= Society of Diagnostic Medical Sonography =

Organization

The Society of Diagnostic Medical Sonography (SDMS) is a nonprofit professional association, representing over 24,000 sonographers and sonography student members across all fifty U.S. states and forty-eight countries, as of 2022. SDMS hosts an annual conference for sonographers and publishes a bi-monthly journal, the Journal of Diagnostic Medical Sonography. The SDMS provides its membership with a comprehensive array of continuing medical education activities, information, and products reflecting all of the sonography specialty areas, including:

- Abdominal Sonography
- Adult Cardiac Sonography
- Breast Sonography
- Fetal Cardiac Sonography
- Musculoskeletal Sonography
- Neurosonology
- OB/Gyn Sonography
- Pediatric Cardiac Sonography
- Point-of-Care Sonography
- Physician Vascular Interpretation
- Vascular Sonography
- Veterinary Sonography

The association has a broad advocacy program focused on legislative and regulatory initiatives designed to support sonographers and quality control standards for sonography services provided to patients by the SDMS membership. The SDMS publishes resources related to the practice of diagnostic medical sonography, including the Scope of Practice and Clinical Standards for the Diagnostic Medical Sonographer, the Guidelines for Infection Prevention and Control in Sonography, and the Industry Standards for the Prevention of Work-Related Musculoskeletal Disorders in Sonography.

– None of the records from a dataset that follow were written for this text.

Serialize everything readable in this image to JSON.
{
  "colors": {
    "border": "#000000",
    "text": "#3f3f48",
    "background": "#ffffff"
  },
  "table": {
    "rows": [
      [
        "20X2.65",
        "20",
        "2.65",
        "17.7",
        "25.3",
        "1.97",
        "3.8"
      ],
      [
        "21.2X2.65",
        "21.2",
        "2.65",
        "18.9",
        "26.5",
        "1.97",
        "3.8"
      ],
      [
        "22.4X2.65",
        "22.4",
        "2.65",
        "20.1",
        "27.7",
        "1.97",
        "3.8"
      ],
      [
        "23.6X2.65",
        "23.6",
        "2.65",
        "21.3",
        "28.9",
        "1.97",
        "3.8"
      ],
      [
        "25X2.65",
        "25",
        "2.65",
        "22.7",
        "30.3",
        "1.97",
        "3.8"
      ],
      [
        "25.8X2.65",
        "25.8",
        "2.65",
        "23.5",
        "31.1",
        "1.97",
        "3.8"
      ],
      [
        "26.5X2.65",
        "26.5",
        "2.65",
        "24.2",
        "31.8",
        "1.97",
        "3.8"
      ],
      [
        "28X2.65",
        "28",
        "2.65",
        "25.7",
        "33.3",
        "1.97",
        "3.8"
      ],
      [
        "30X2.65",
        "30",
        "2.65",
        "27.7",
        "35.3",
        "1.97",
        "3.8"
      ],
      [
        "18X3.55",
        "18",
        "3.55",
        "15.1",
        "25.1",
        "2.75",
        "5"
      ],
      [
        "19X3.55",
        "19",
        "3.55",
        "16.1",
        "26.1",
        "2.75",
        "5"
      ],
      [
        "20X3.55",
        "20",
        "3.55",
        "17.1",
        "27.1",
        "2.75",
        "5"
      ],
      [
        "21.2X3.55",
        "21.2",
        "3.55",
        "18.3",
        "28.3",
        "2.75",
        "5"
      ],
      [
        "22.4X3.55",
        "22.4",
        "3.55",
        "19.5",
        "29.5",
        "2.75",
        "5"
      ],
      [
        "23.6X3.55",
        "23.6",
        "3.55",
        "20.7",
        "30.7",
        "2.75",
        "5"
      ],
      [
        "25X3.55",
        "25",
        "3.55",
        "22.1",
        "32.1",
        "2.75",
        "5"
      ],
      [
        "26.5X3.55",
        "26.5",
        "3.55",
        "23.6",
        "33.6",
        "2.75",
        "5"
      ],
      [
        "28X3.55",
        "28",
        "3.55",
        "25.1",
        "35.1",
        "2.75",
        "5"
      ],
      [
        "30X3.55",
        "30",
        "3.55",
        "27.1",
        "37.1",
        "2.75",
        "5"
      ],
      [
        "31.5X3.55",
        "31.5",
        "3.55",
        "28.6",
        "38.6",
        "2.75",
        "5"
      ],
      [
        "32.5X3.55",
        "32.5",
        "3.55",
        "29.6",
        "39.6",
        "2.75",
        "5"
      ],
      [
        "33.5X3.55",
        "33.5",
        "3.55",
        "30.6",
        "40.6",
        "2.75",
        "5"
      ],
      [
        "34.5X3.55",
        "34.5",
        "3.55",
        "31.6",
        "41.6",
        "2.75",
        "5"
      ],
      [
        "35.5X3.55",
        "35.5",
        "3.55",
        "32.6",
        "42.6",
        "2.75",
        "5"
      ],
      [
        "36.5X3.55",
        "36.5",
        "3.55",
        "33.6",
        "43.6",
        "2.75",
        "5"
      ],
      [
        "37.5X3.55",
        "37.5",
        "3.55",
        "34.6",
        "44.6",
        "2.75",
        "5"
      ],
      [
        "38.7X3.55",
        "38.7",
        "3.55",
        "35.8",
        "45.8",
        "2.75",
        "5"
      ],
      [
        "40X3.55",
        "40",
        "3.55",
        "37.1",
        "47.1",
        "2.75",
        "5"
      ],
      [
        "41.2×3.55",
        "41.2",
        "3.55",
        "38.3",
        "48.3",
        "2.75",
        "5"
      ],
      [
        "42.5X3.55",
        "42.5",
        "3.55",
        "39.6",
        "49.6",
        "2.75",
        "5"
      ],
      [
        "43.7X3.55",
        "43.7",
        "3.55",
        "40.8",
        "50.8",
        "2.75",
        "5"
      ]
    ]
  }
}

==History and Affiliations==
The SDMS was incorporated in 1970 in the State of Washington and is registered with the Texas Secretary of State as a foreign corporation operating in Plano, Texas. The SDMS is recognized by the US Internal Revenue Service as an exempt organization under Internal Revenue Code (IRC) Section 501(c)(6). The SDMS is affiliated with another nonprofit organizations - the SDMS Foundation, which is recognized by the US Internal Revenue Service as an exempt organization under Internal Revenue Code (IRC) Section 501(c)(3) as a public charity (offering grants, scholarships, education, research, and international assistance programs).